California, New York Governors Support Tax Parity For S-Corporations
As MSCI’s allies at the S-Corp Association reported last week, California Gov. Gavin Newsom (D) and New York Gov. Andrew Cuomo (D) have included the association’s SALT Parity proposal in their respective budget proposals for 2021. Seven states (Connecticut, Wisconsin, Oklahoma, Louisiana, Rhode Island, New Jersey, and Maryland) already have adopted this reform and the association expects another dozen or so to take up SALT Parity legislation this year.
These efforts would help small businesses struggling to survive during COVID-19 by allowing pass-through businesses to continue to fully deduct their state and local income taxes on their federal returns. (As a reminder, the federal tax reform legislation signed into law in 2017 by President Donald Trump capped deductions for state and local income taxes at $10,000 per year for individuals and pass-through businesses, but not C corporations.)
The California and New York proposals, like proposals in other states, would permit pass-throughs to restore the value of their lost federal SALT deductions by electing to pay those taxes at the entity level, rather than at the shareholder or partnership level.

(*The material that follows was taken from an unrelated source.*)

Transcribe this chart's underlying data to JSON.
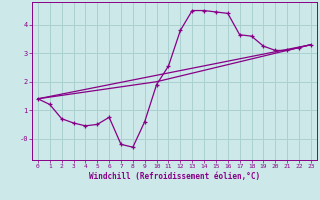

This change would result in a full deduction for the business and it would protect shareholders and partners from a double tax through an income exclusion or tax credit.
The SALT parity efforts are necessary in states where taxes on pass-through business income are paid by the owners, not the business. In other states, like Tennessee for example, SALT is already fully deductible because small businesses already tax pass-through business income at the entity level. States with no individual income tax, like Texas and Florida, also are unaffected by the new SALT cap.
The S-Corp Association estimates there are 41 states that would benefit from its SALT parity efforts and, as noted above, seven have already adopted SALT Parity legislation.